Last week’s Consumer Price Index reading was a welcome shift in what had been continuous increases month over month and year over year. The September number was +8.2%, meaning that for the same basket of goods and services, prices had risen by 8.2% over the past year. However, this month saw that number “drop” to +7.7%, the lowest annual increase since January, according to CNBC. Some believe this is a sign that perhaps inflation has peaked and might trend toward more reasonable, long-term levels. They think this might give the Fed enough data to slow down the rate at which they’ve been increasing interest rates. I hope this is the case, but “hope” isn’t a financial strategy.
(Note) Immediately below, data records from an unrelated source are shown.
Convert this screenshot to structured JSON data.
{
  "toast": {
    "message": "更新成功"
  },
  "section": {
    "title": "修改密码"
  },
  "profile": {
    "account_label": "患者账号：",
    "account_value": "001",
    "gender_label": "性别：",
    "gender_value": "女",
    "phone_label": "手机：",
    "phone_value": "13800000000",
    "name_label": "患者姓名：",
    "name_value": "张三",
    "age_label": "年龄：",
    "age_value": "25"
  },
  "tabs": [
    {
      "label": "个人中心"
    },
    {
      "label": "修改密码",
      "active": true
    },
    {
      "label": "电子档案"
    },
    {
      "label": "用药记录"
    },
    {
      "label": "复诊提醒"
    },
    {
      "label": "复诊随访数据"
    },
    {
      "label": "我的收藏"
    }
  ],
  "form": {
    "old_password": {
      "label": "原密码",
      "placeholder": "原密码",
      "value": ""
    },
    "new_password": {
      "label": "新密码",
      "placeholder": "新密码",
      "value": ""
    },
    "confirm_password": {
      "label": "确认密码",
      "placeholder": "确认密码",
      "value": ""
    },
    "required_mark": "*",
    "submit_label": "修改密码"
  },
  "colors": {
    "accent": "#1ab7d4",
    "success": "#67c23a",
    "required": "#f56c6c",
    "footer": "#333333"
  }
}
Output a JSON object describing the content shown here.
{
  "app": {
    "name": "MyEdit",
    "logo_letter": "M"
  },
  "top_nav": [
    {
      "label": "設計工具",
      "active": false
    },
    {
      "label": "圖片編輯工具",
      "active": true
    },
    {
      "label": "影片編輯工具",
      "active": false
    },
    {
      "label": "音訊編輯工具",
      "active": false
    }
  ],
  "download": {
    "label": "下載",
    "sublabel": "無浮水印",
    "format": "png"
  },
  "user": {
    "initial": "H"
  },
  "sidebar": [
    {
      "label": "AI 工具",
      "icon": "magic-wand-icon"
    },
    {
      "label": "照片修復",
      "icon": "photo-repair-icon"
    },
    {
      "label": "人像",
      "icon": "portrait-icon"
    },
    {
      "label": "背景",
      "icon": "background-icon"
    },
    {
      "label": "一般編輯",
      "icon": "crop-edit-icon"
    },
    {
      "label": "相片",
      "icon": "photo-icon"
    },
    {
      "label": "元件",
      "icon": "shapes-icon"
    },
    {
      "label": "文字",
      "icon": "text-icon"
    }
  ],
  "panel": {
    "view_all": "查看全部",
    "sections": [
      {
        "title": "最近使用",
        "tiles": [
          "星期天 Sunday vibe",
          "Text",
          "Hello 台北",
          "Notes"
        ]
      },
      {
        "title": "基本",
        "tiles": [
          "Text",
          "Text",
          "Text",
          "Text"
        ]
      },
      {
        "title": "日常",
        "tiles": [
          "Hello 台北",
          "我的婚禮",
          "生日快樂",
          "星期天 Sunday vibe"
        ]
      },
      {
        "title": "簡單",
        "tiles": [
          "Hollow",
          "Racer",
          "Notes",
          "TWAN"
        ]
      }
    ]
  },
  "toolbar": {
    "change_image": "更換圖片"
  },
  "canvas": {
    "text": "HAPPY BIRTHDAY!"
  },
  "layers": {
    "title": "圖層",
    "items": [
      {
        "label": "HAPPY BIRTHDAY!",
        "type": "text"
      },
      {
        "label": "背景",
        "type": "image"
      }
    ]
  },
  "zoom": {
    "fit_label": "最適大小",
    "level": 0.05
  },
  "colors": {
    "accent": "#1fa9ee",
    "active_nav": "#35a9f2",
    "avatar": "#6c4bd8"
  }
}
Even if inflation has peaked, goods and services are still +7.7% higher than a year ago, at which time they were already much higher than the year before. If companies and consumers continue to adapt to higher prices, all we’ve done is hit a new price plateau. By raising the cost of money (interest rates), the Fed has seemingly applied enough “brake” to slow us down momentarily. Unfortunately, continuing to raise the price of money puts us at an ever-increasing risk of a longer and deeper recession. I don’t believe that method of fighting inflation works.

For many years, consumers got drunk on the idea of cheap money. Cash is trash was a popular saying. While the Fed kept interest rates near 0% for too long, swinging the pendulum to the other extreme is unlikely to fix the problem.

Instead, I believe we need to increase our productivity to lower prices. Readers also know of our inflation analogy of apples: If the economy is 10 apples, and there is $10 in the economy, the price per apple is $1. When the government printed and pushed 40% more dollars into the economy over the past two years, that $10 increased the money supply to $14, but the economy still produced the same 10 apples. The price per apple is now $1.40. Now, that’s inflation! Raising interest rates or the cost of money will not cause the price per apple to fall but growing more apples will. If we grow 14 apples and have $14 in the economy, the price per apple will fall to $1. The solution is to increase productivity, produce more goods and services, de-regulate, lower the friction between business and people, and incentivize growth. That is the solution.

The definition of entrepreneurship is taking some raw material or product and creatively adapting it to a new, higher-valued level. There are so many opportunities in our economy. Innovators wake up every day thinking about how to do things faster, easier, better, and cheaper to raise value for consumers and businesses. Our way out of inflation is not by making it more complicated or expensive to do business but rather by tearing down the barriers that make starting and growing a business so difficult.

We need to grow our way out of inflation.

Steve Booren is the founder of Prosperion Financial Advisors in Greenwood Village. He is the author of “Intelligent Investing: Your Guide to a Growing Retirement Income.” He was named by Forbes as a 2021 Best-in-State Wealth Advisor, and a Barron’s 2021 Top Advisor by State. This column is not intended to provide specific investment advice or recommendations.